For our EdTech Inquiry project, my group did it on what technology can help children with disabilities. We broke ours down into 4 sections: Speech-to-Text, Text-to-Speech, Smartboards, and Computer Assisted Technology. If you want to see our first group post you can go to Jess’s Blog!
I decided to do Text-to-Speech because its what my brother uses all the time because of his Autism. I searched up what it is, what it does, what types of learners it benefits, and what sort of apps are out there for us to use. It was very interesting to see that this tool can help every person in some way.

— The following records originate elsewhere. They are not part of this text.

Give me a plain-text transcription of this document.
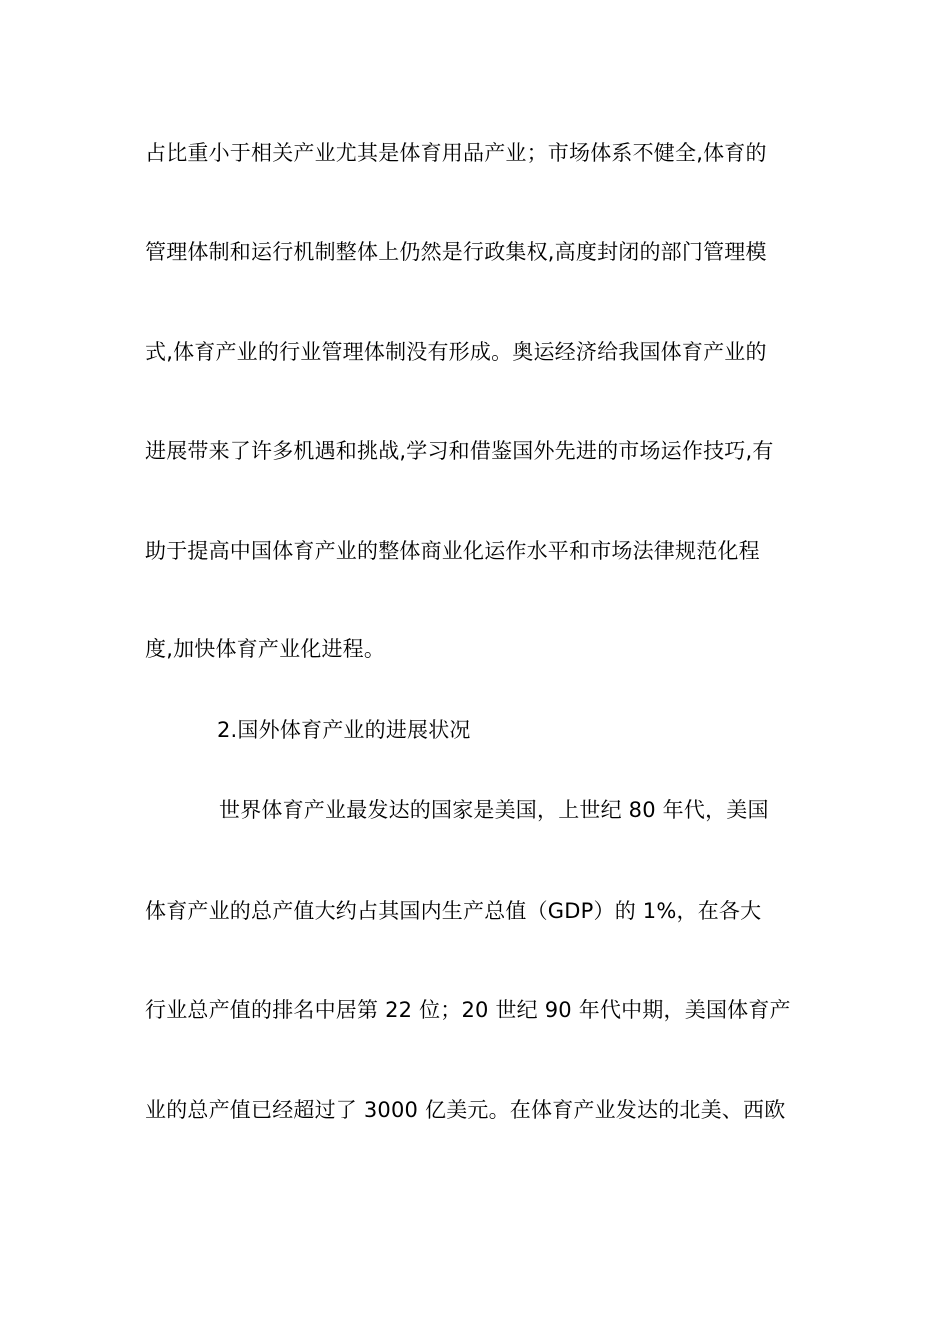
占比重小于相关产业尤其是体育用品产业；市场体系不健全,体育的
管理体制和运行机制整体上仍然是行政集权,高度封闭的部门管理模
式,体育产业的行业管理体制没有形成。奥运经济给我国体育产业的
进展带来了许多机遇和挑战,学习和借鉴国外先进的市场运作技巧,有
助于提高中国体育产业的整体商业化运作水平和市场法律规范化程
度,加快体育产业化进程。
2.国外体育产业的进展状况
世界体育产业最发达的国家是美国，上世纪 80 年代，美国
体育产业的总产值大约占其国内生产总值（GDP）的 1%，在各大
行业总产值的排名中居第 22 位；20 世纪 90 年代中期，美国体育产
业的总产值已经超过了 3000 亿美元。在体育产业发达的北美、西欧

What Are Text-To-Speech Softwares?
- Assistive software that helps convert text-to-speech
- Many apps are the applications individuals use as assistive software
- Using buttons of images or text within the app, the individual will make a sentence and the device will repeat the sentence back to them using dialogue
- Other programs highlight sentences while reading a document and will repeat the sentence back to the individual
- This adaptation benefits students with…
Benefits Students with:
- Speech Impairment
- Who can’t say or read long amounts of text
- Visual Impairments
- Low Literacy Readers
- Foreign Language Learners
- Gives access to content to all learners
- Individuals with different learning styles
- More access to technology
- Allows students to understand a different way of learning
- Not always portable
- Can be too loud in a classroom environment
- Some apps make the sentence short with not enough room for other information in it
- Can break up the sentence in a weird way
- Pragmatic Organisation Dynamic Display (PODD)
- Natural Reader
- TextSpeech Pro
- Read the Words
- Many others!
I learned a lot from this project and found it very useful to think about how I can adapt my teaching to include every learner in the room.